O Presidente brasileiro, Jair Bolsonaro, afirmou na quinta-feira que o Brasil está em paz e que ninguém precisa temer as manifestações convocadas pela extrema-direita para 7 de setembro, data comemorativa da Independência do país.

O Brasil está em paz. Falta uma ou outra autoridade ter a humildade de reconhecer que extrapolou. (...) Ninguém precisa temer o 7 de setembro. Estarei aqui na Esplanada [dos Ministérios em Brasília], usarei a palavra e usarei o carro de som na Paulista [famosa avenida de São Paulo], que deve ter dois milhões de pessoas", disse Bolsonaro numa cerimónia no Palácio do Planalto.

Horas antes das declarações do chefe de Estado, o Supremo Tribunal Federal (STF) e o Senado do Brasil fizeram uma fervorosa defesa da democracia, diante dos protestos que a extrema-direita, apoiante de Bolsonaro, convocou contra esses dois poderes.

Os movimentos ‘bolsonaristas’ pretendem sair às ruas no dia 07 de setembro, quando se comemora a Independência do Brasil, e alguns dos grupos mais radicais pediram uma "intervenção militar" para fechar o Congresso e o Supremo, mas mantendo o líder da extrema-direita no poder.
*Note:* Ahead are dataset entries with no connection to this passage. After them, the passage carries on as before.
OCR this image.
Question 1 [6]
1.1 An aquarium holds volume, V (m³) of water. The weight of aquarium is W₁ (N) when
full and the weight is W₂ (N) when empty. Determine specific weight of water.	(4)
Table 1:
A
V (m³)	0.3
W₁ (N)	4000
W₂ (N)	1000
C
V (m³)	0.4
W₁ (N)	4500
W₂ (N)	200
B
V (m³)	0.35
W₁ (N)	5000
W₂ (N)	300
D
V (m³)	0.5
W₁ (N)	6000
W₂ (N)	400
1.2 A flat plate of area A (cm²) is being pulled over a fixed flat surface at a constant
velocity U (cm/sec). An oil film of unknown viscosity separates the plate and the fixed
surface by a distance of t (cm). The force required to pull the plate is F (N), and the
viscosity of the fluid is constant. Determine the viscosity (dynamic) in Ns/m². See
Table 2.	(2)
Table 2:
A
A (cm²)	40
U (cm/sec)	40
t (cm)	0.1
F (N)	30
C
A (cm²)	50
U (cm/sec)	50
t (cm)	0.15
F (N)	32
Diante dos apelos que muitos classificam como "golpe", o presidente do Senado, Rodrigo Pacheco, alertou que "a democracia não se negoceia" e é "um valor já assumido pela sociedade" após a última ditadura, exaltada por Bolsonaro e que vigorou no país entre 1964 e 1985.
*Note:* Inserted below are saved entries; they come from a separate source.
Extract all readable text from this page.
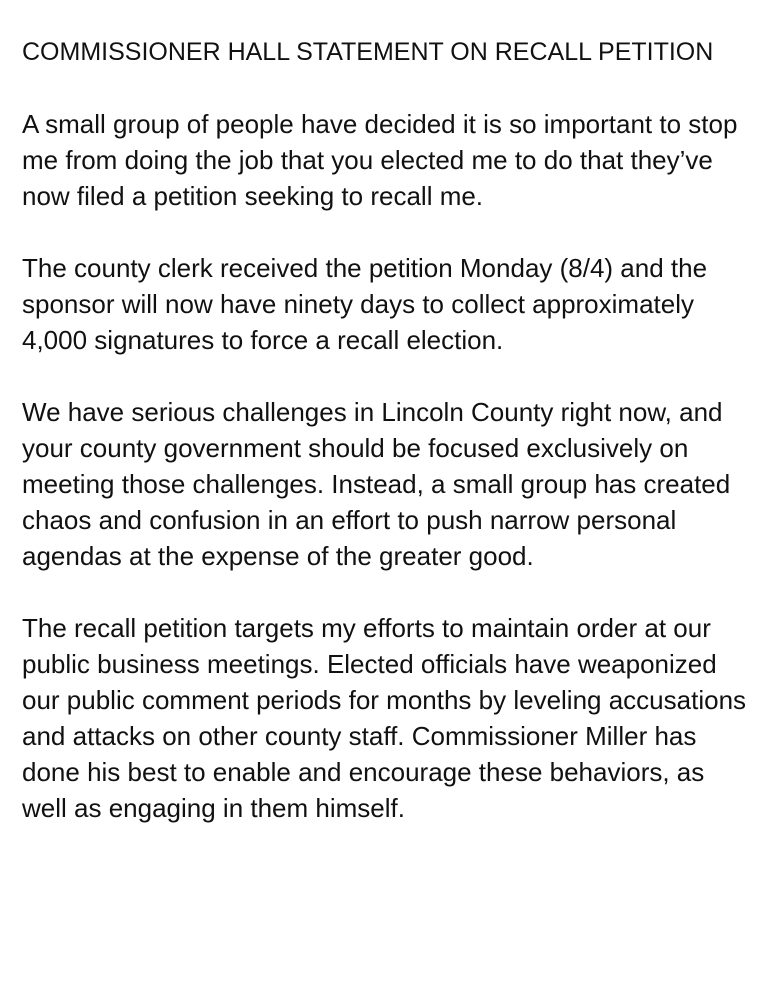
COMMISSIONER HALL STATEMENT ON RECALL PETITION

A small group of people have decided it is so important to stop me from doing the job that you elected me to do that they’ve now filed a petition seeking to recall me.

The county clerk received the petition Monday (8/4) and the sponsor will now have ninety days to collect approximately 4,000 signatures to force a recall election.

We have serious challenges in Lincoln County right now, and your county government should be focused exclusively on meeting those challenges. Instead, a small group has created chaos and confusion in an effort to push narrow personal agendas at the expense of the greater good.

The recall petition targets my efforts to maintain order at our public business meetings. Elected officials have weaponized our public comment periods for months by leveling accusations and attacks on other county staff. Commissioner Miller has done his best to enable and encourage these behaviors, as well as engaging in them himself.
Num sentido semelhante manifestou-se também o presidente do STF, Luiz Fux, declarando que "num ambiente democrático as manifestações públicas são pacíficas", embora tenha esclarecido que "a liberdade de expressão não inclui a violência nem ameaças".

Fux também garantiu que “o povo brasileiro jamais aceitará retrocessos” e alertou que o STF “continuará atento e vigilante, neste 7 de setembro, para a manutenção da plenitude democrática”.

Bolsonaro aproveitou para responder diretamente a Fux e convidou as autoridades do Judiciário a acompanhá-lo nos atos do próximo dia 07 de setembro.

"Vi rapidamente o juiz Fux, no início da sessão [do Supremo], dizendo que não pode haver democracia sem respeitar a Constituição. Palmas para o juiz Fux. Realmente não pode ter democracia se não respeitarmos a Constituição em todos os seus artigos. Poderia ser principalmente o artigo 5º. O direito de ir e vir, o direito ao trabalho, o direito a ter uma religião. Como em outro artigo também, a liberdade de expressão", declarou Bolsonaro.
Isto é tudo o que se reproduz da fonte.